The fully recyclable Pea Pod was designed with one theme in mind – a natural pea pod – and contains a pillow-style pouch with a shape that resembles nature’s archetype. For the cheese selector pack Ost, Craig highlighted another problem: cheese packages are often over-sized and aimed at larger families, resulting in all the cheese not being consumed.
“I played around with the fact that ost is Swedish for cheese and at the same time an acronym for Oh So Tasty. I created an innovative pack which contains four different slices of cheese in three strengths – for individuals or couples. The cheese will stay fresh whilst offering a variety of choice.”
Craig Adams’ packaging solution for Ost.
While growing up in the UK, graphic designer and illustrator Emily Wolstenholme looked at the same children’s books over and over again. Today the detailed imagery of her childhood lingers in her consciousness, shaping the award-winning illustrations she is now drawing at the age of 22.
“Even though I draw more sophisticated stuff for a client, I’m still going back to that stuff. I’m still a kid!” she laughs.
Emily’s style could be described as minimalistic and cartoonish, which may be challenging when her client has a fact-heavy message to communicate. That was the case when she participated in the Brief Cases student project, which requested a hand-out about how Iggesund is improving the sustainability of its mills. The target? Westmorland County
Show, a UK fair enjoyed by over 30,000 visitors every year. To make it informal but engaging, her contribution to communicating the “Grow Your Income” concept was made with brush and ink and – of course – resembled a children’s book. And yes, it won gold.

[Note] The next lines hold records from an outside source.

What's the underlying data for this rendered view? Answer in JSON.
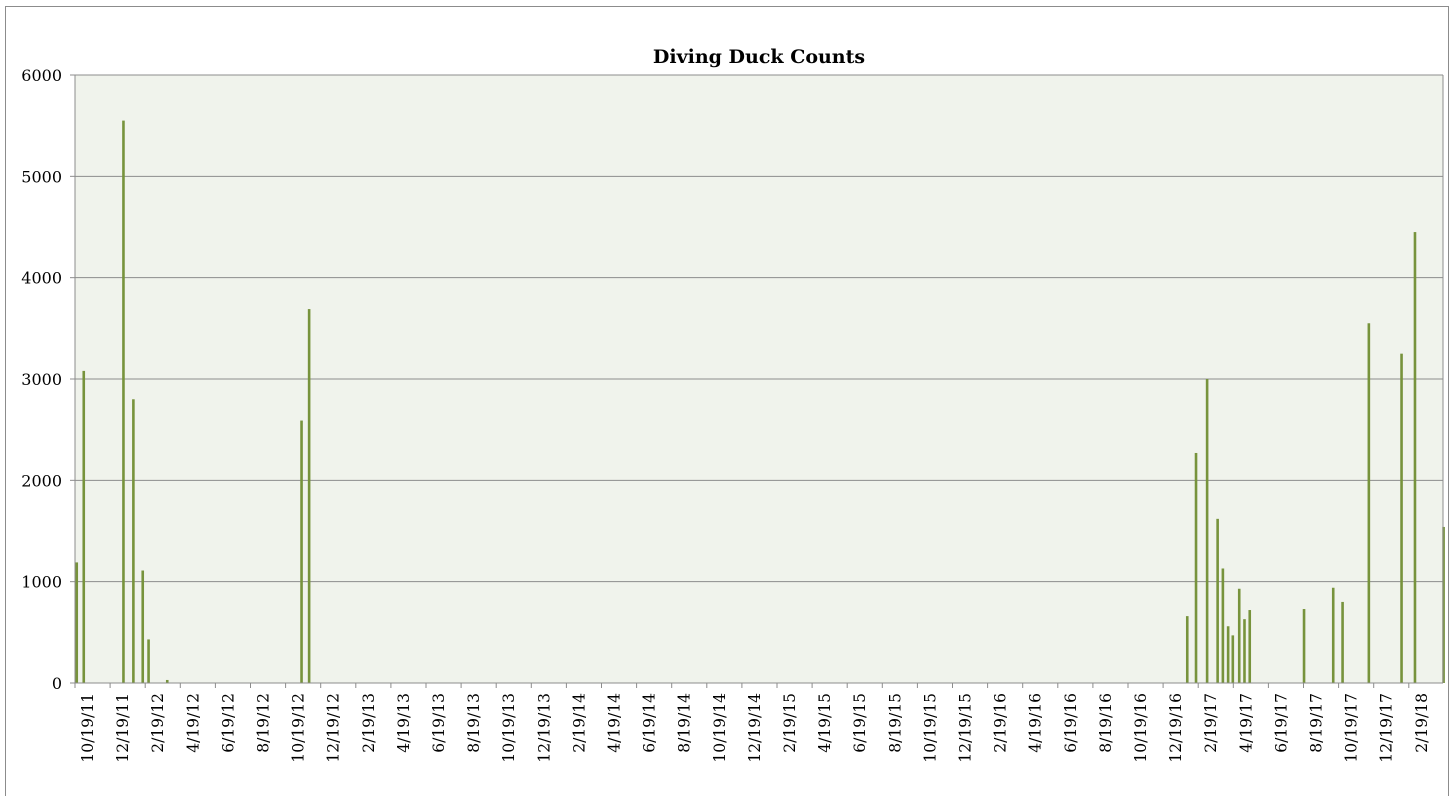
{
  "chart_data": {
    "type": "bar",
    "title": "Diving Duck Counts",
    "xlabel": "",
    "ylabel": "",
    "ylim": [
      0,
      6000
    ],
    "y_ticks": [
      "0",
      "1000",
      "2000",
      "3000",
      "4000",
      "5000",
      "6000"
    ],
    "x_range": [
      "2011-10-19",
      "2018-03-19"
    ],
    "x_tick_labels": [
      "10/19/11",
      "12/19/11",
      "2/19/12",
      "4/19/12",
      "6/19/12",
      "8/19/12",
      "10/19/12",
      "12/19/12",
      "2/19/13",
      "4/19/13",
      "6/19/13",
      "8/19/13",
      "10/19/13",
      "12/19/13",
      "2/19/14",
      "4/19/14",
      "6/19/14",
      "8/19/14",
      "10/19/14",
      "12/19/14",
      "2/19/15",
      "4/19/15",
      "6/19/15",
      "8/19/15",
      "10/19/15",
      "12/19/15",
      "2/19/16",
      "4/19/16",
      "6/19/16",
      "8/19/16",
      "10/19/16",
      "12/19/16",
      "2/19/17",
      "4/19/17",
      "6/19/17",
      "8/19/17",
      "10/19/17",
      "12/19/17",
      "2/19/18"
    ],
    "grid": true,
    "legend": "none",
    "colors": {
      "bar": "#77933c",
      "plot_bg": "#f0f3ec",
      "grid": "#8c8c8c"
    },
    "points": [
      {
        "date": "2011-10-22",
        "value": 1190
      },
      {
        "date": "2011-11-03",
        "value": 3080
      },
      {
        "date": "2012-01-10",
        "value": 5550
      },
      {
        "date": "2012-01-27",
        "value": 2800
      },
      {
        "date": "2012-02-12",
        "value": 1110
      },
      {
        "date": "2012-02-22",
        "value": 430
      },
      {
        "date": "2012-03-25",
        "value": 30
      },
      {
        "date": "2012-11-10",
        "value": 2590
      },
      {
        "date": "2012-11-23",
        "value": 3690
      },
      {
        "date": "2017-01-05",
        "value": 660
      },
      {
        "date": "2017-01-20",
        "value": 2270
      },
      {
        "date": "2017-02-08",
        "value": 3000
      },
      {
        "date": "2017-02-26",
        "value": 1620
      },
      {
        "date": "2017-03-07",
        "value": 1130
      },
      {
        "date": "2017-03-16",
        "value": 560
      },
      {
        "date": "2017-03-24",
        "value": 470
      },
      {
        "date": "2017-04-04",
        "value": 930
      },
      {
        "date": "2017-04-13",
        "value": 630
      },
      {
        "date": "2017-04-22",
        "value": 720
      },
      {
        "date": "2017-07-24",
        "value": 730
      },
      {
        "date": "2017-09-12",
        "value": 940
      },
      {
        "date": "2017-09-28",
        "value": 800
      },
      {
        "date": "2017-11-12",
        "value": 3550
      },
      {
        "date": "2018-01-07",
        "value": 3250
      },
      {
        "date": "2018-01-30",
        "value": 4450
      },
      {
        "date": "2018-03-20",
        "value": 1540
      }
    ]
  }
}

“Since it was a family event, I wasn’t interested in creating a standard infographic piece. So instead I treated the project as though I was illustrating a narrative and presented the information in an environmentally sound booklet. But mainly I made it to please myself. If I’m happy, others might be too!”

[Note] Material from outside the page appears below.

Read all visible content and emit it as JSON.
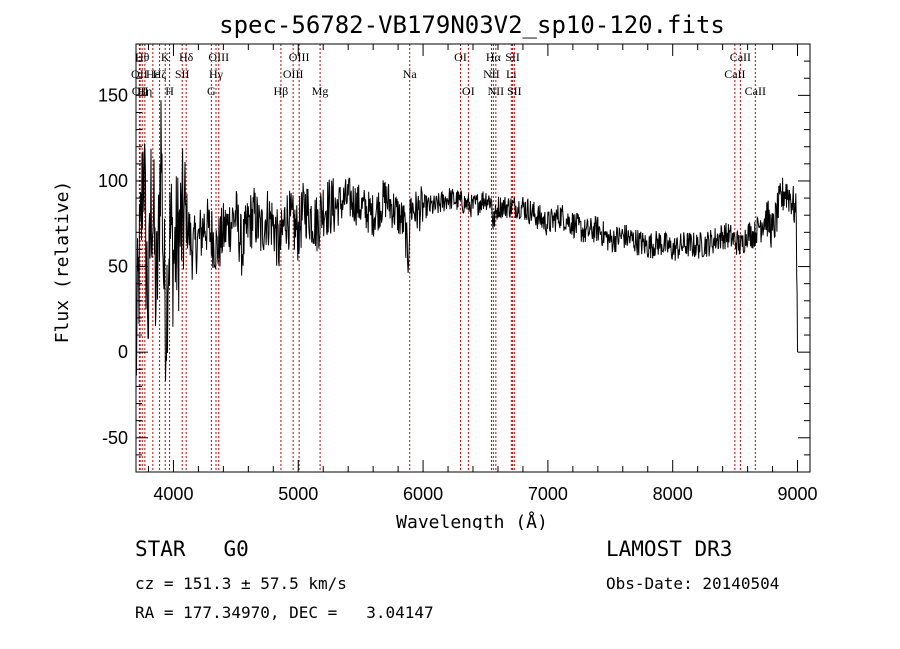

Grow Your Income illustrated book by Emily Wolstenholme.
It was when Florence Wilson was studying art at school that she realised she wanted to work in a creative field.
“I liked expressing myself in images and did photography for a long time before I decided on design,” she says. “Now I know I’m on the right path and am happy about it.”

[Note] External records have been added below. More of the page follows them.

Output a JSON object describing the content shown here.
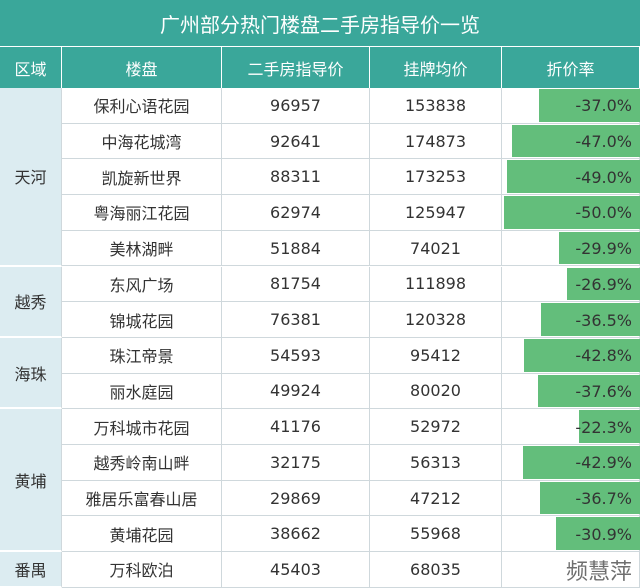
{
  "header": {
    "title": "广州部分热门楼盘二手房指导价一览"
  },
  "table": {
    "columns": [
      "区域",
      "楼盘",
      "二手房指导价",
      "挂牌均价",
      "折价率"
    ],
    "regions": [
      {
        "name": "天河",
        "rows": [
          {
            "name": "保利心语花园",
            "guide_price": 96957,
            "listing_price": 153838,
            "discount": -37.0,
            "discount_label": "-37.0%"
          },
          {
            "name": "中海花城湾",
            "guide_price": 92641,
            "listing_price": 174873,
            "discount": -47.0,
            "discount_label": "-47.0%"
          },
          {
            "name": "凯旋新世界",
            "guide_price": 88311,
            "listing_price": 173253,
            "discount": -49.0,
            "discount_label": "-49.0%"
          },
          {
            "name": "粤海丽江花园",
            "guide_price": 62974,
            "listing_price": 125947,
            "discount": -50.0,
            "discount_label": "-50.0%"
          },
          {
            "name": "美林湖畔",
            "guide_price": 51884,
            "listing_price": 74021,
            "discount": -29.9,
            "discount_label": "-29.9%"
          }
        ]
      },
      {
        "name": "越秀",
        "rows": [
          {
            "name": "东风广场",
            "guide_price": 81754,
            "listing_price": 111898,
            "discount": -26.9,
            "discount_label": "-26.9%"
          },
          {
            "name": "锦城花园",
            "guide_price": 76381,
            "listing_price": 120328,
            "discount": -36.5,
            "discount_label": "-36.5%"
          }
        ]
      },
      {
        "name": "海珠",
        "rows": [
          {
            "name": "珠江帝景",
            "guide_price": 54593,
            "listing_price": 95412,
            "discount": -42.8,
            "discount_label": "-42.8%"
          },
          {
            "name": "丽水庭园",
            "guide_price": 49924,
            "listing_price": 80020,
            "discount": -37.6,
            "discount_label": "-37.6%"
          }
        ]
      },
      {
        "name": "黄埔",
        "rows": [
          {
            "name": "万科城市花园",
            "guide_price": 41176,
            "listing_price": 52972,
            "discount": -22.3,
            "discount_label": "-22.3%"
          },
          {
            "name": "越秀岭南山畔",
            "guide_price": 32175,
            "listing_price": 56313,
            "discount": -42.9,
            "discount_label": "-42.9%"
          },
          {
            "name": "雅居乐富春山居",
            "guide_price": 29869,
            "listing_price": 47212,
            "discount": -36.7,
            "discount_label": "-36.7%"
          },
          {
            "name": "黄埔花园",
            "guide_price": 38662,
            "listing_price": 55968,
            "discount": -30.9,
            "discount_label": "-30.9%"
          }
        ]
      },
      {
        "name": "番禺",
        "rows": [
          {
            "name": "万科欧泊",
            "guide_price": 45403,
            "listing_price": 68035,
            "discount": null
          }
        ]
      }
    ]
  },
  "watermark": "频慧萍"
}
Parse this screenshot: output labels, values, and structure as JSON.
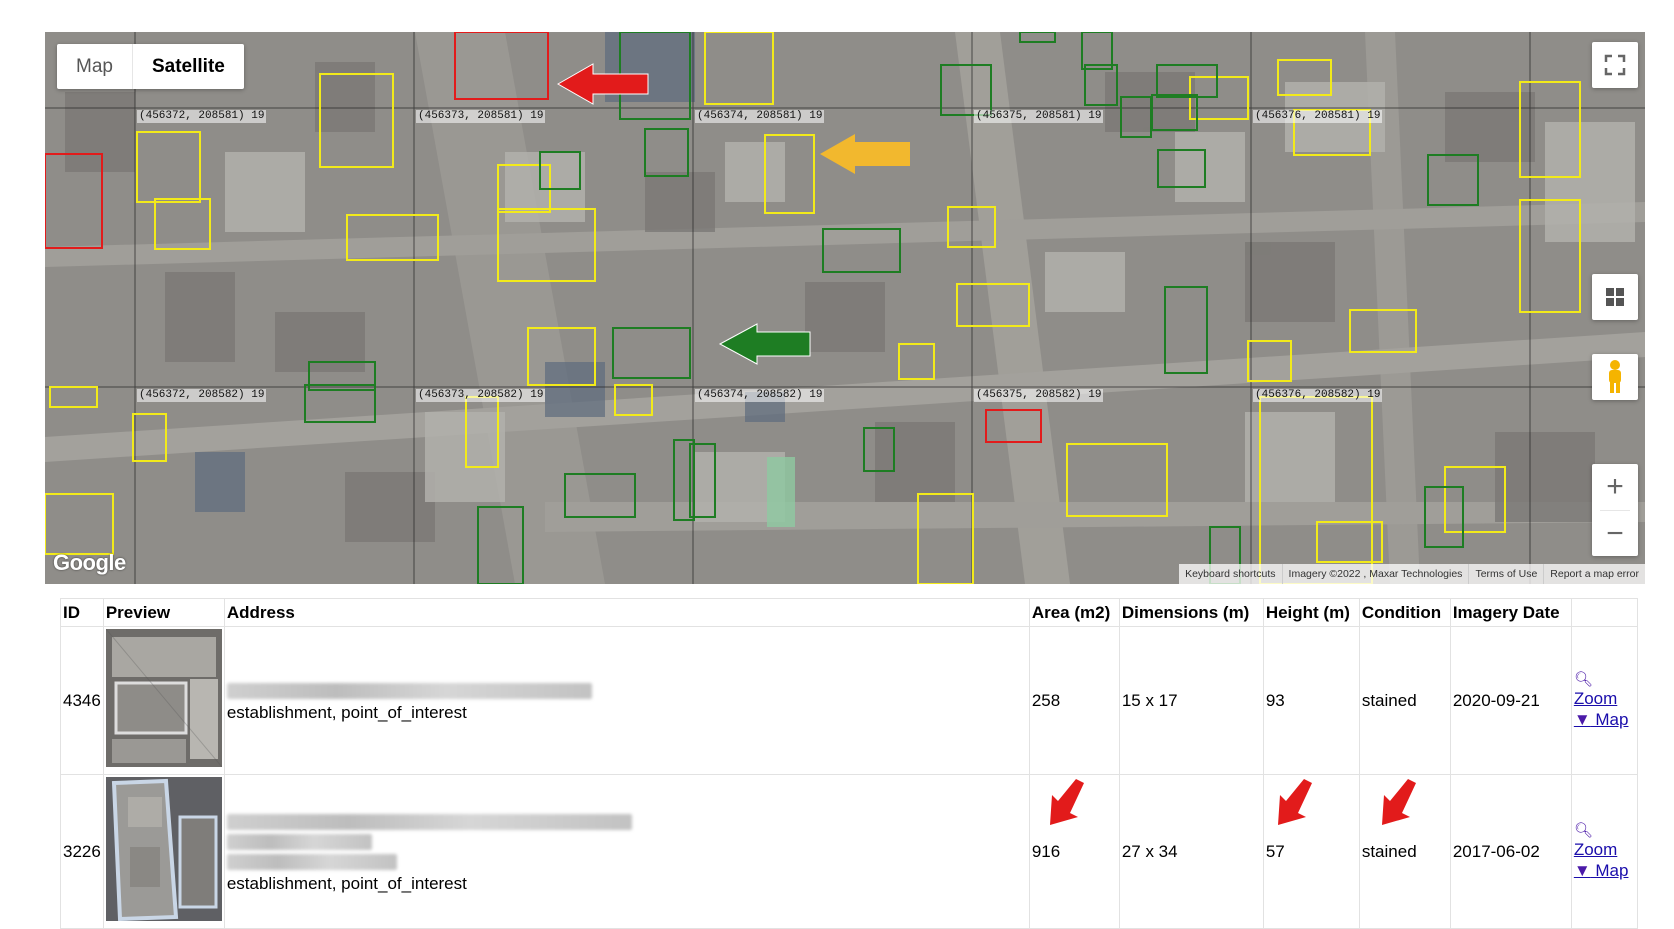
{
  "map": {
    "type_control": {
      "map_label": "Map",
      "satellite_label": "Satellite",
      "selected": "Satellite"
    },
    "grid_labels": [
      "(456372, 208581) 19",
      "(456373, 208581) 19",
      "(456374, 208581) 19",
      "(456375, 208581) 19",
      "(456376, 208581) 19",
      "(456372, 208582) 19",
      "(456373, 208582) 19",
      "(456374, 208582) 19",
      "(456375, 208582) 19",
      "(456376, 208582) 19"
    ],
    "google_logo": "Google",
    "attribution": {
      "keyboard_shortcuts": "Keyboard shortcuts",
      "imagery": "Imagery ©2022 , Maxar Technologies",
      "terms": "Terms of Use",
      "report": "Report a map error"
    },
    "controls": {
      "fullscreen": "fullscreen-icon",
      "layers": "grid-icon",
      "pegman": "pegman-icon",
      "zoom_in": "+",
      "zoom_out": "−"
    },
    "colors": {
      "red": "#e21b1b",
      "yellow": "#f2ea1a",
      "green": "#1e7d23",
      "orange_arrow": "#f2b82e",
      "green_arrow": "#1e7d23"
    },
    "arrows": [
      "red-left-arrow",
      "orange-left-arrow",
      "green-left-arrow"
    ]
  },
  "table": {
    "headers": [
      "ID",
      "Preview",
      "Address",
      "Area (m2)",
      "Dimensions (m)",
      "Height (m)",
      "Condition",
      "Imagery Date",
      ""
    ],
    "rows": [
      {
        "id": "4346",
        "address_type": "establishment, point_of_interest",
        "area": "258",
        "dimensions": "15 x 17",
        "height": "93",
        "condition": "stained",
        "imagery_date": "2020-09-21",
        "zoom_label": "Zoom",
        "map_label": " Map"
      },
      {
        "id": "3226",
        "address_type": "establishment, point_of_interest",
        "area": "916",
        "dimensions": "27 x 34",
        "height": "57",
        "condition": "stained",
        "imagery_date": "2017-06-02",
        "zoom_label": "Zoom",
        "map_label": " Map"
      }
    ]
  }
}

For the past nine months she has worked at Interstate, an award-winning agency in west London. There she and several other talented designers and creatives work with
brands like Formula 1, Google and Porsche. It is a fertile environment for a young designer.
“There are so many people around me doing fantastic things every day and they all have their own personal styles that inspire me a lot.”
One of the reasons why she is where she is, is Iggesund. One day the Swedish company came to her university and gave the design students there a brief. Using Invercote, they had to redesign a packaging for a global brand and make it local. Wilson, who is from Greenwich in London, submitted a design based on a game with letters.
“Greenwich is known for two things: the National Maritime Museum and Greenwich Mean Time. So I took the UK brand Marmite, rearranged the letters to spell Maritime, and illustrated a new label with influences from both the sea and clocks. It was a subtle change to the company name but everyone laughed when they saw the new logo.”
The playful and seemingly simple idea became so popular that it won the People’s Choice category at the Solutions Awards. It was a good addition to a CV and a small step towards her great dream: to change the world with her design.
“What I want most of all is to work with brands that really make a difference and improve the planet. I think that doing good and helping the environment is the big dream of many designers.”
Florence Wilson’s take on the UK brand Marmite.